The possibly more intriguing question is: What does Kelly’s appointment bode for the future in terms of White House policy? Mr. Trump’s political opinions over the years have been a mishmash of miscellaneous and often diametrically unsquarable sentiments and urges, before they were forged in the heat of the 2016 campaign into the hardened mold of Steve Bannon. Yet the White House has still been riven by the rivalry between the Flynn-Bannon-Gorka “alt-right” troika and the more conventional McMaster-Tillerson-Mattis conclave. What role might Kelly play in this fitful drama, and what plot twists might there be on the way to the denouement? Is Kelly simply here to lay down the law, or will he be taking the White House in a new direction?

McMaster and Co. belong to the much-ballyhooed Washington establishment; that’s a dog whistle used to describe individuals with a professional background who came by their stripes the old-fashioned way — by studying and working hard until they rose in the ranks to prominence by dint of their accomplishments. They tend to subscribe to traditional American notions of how to leverage our military muscle and diplomatic deftness in the service of the balance that we seek between global participation and national security. Those ideas don’t always fit well in the space of a tweet, but then maybe it’s tweets that don’t fit well in the space of ideas. Of course, there is a legitimate spectrum of opinion among the folks who do governing for a living, and their respective successes and failures dot the historical landscape and remain the subject of further study and explication.

Bannon and his band, by contrast, believe that America’s national interests are being held captive in the hands of said establishment whom they’ve branded “globalists” (an epithet with undertones that might be disturbing to some), and are harnessing the power of tweets and hashtags (and maybe a tiny amount of help from some Eastern Europeans along the way) to take their country back from its insidious interlopers. And if the professionals across the political spectrum push back, well, that’s just further evidence that the “deep state” will stop at nothing to do their jobs.

Enter President Trump, who discovered that these ideas do, in fact, fit well in tweets as well as in punchy campaign speeches delivered to those who feel disenfranchised and angry at the world. Kelly, by contrast, while supportive of certain policies like tightening immigration enforcement, still seems firmly a part of the generals’ camp, referred to by some as “the adults in the administration,” and finds himself in his new surroundings less due to sharing a kindred spirit with Trump and more as a result of a soldier’s duty to do what he can for his country.

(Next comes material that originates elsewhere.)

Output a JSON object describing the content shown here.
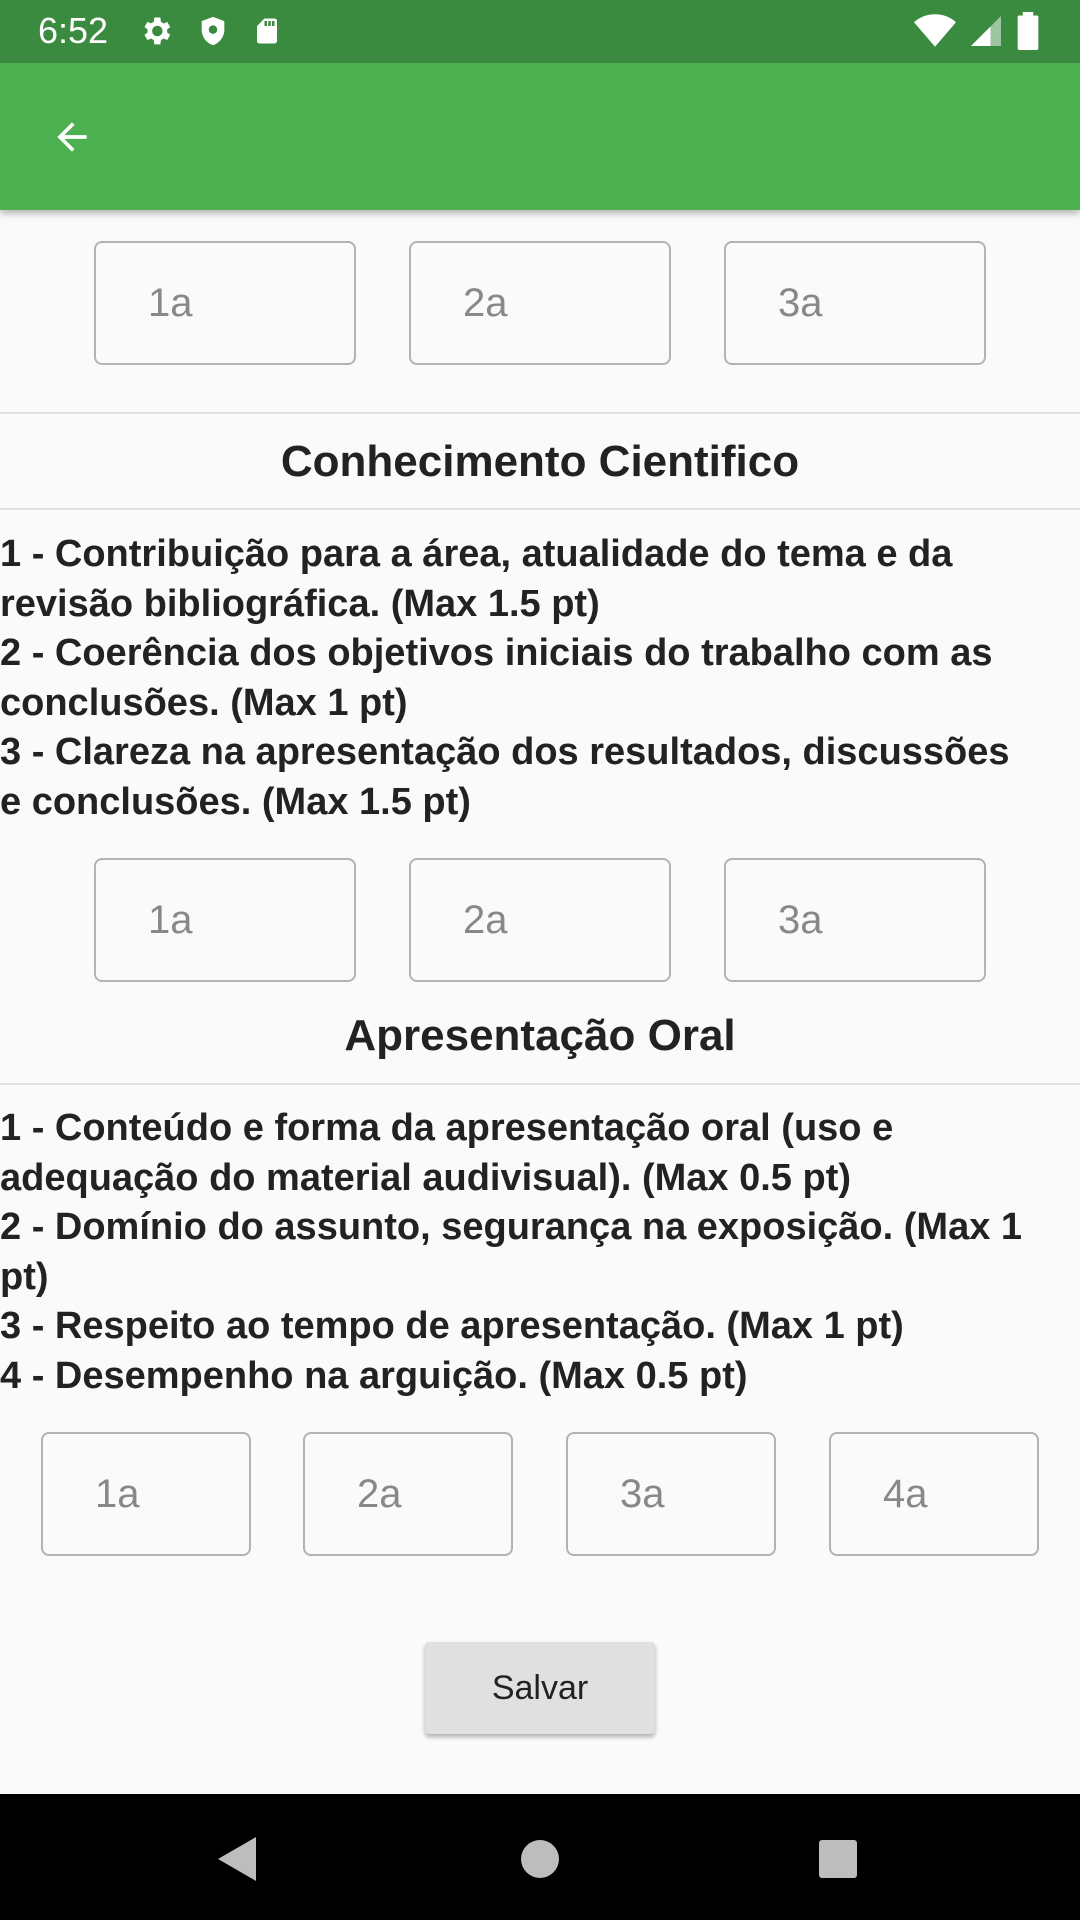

As for President Trump, he does not appear entirely sold on the ideas that he rode to electoral victory. He seems animated by, more than anything else, the desire for “winning,” whatever the means it may come by. And if Bannon proves good for winning over working whites in Wisconsin but not the wet blankets in Washington D.C., he won’t hesitate to sideline him and bring in generals that have “winning” in their résumé. And if Kelly happens to side with McMaster (as the recent purges in the National Security Council suggest), then so be it. For a maximum of six months, that is.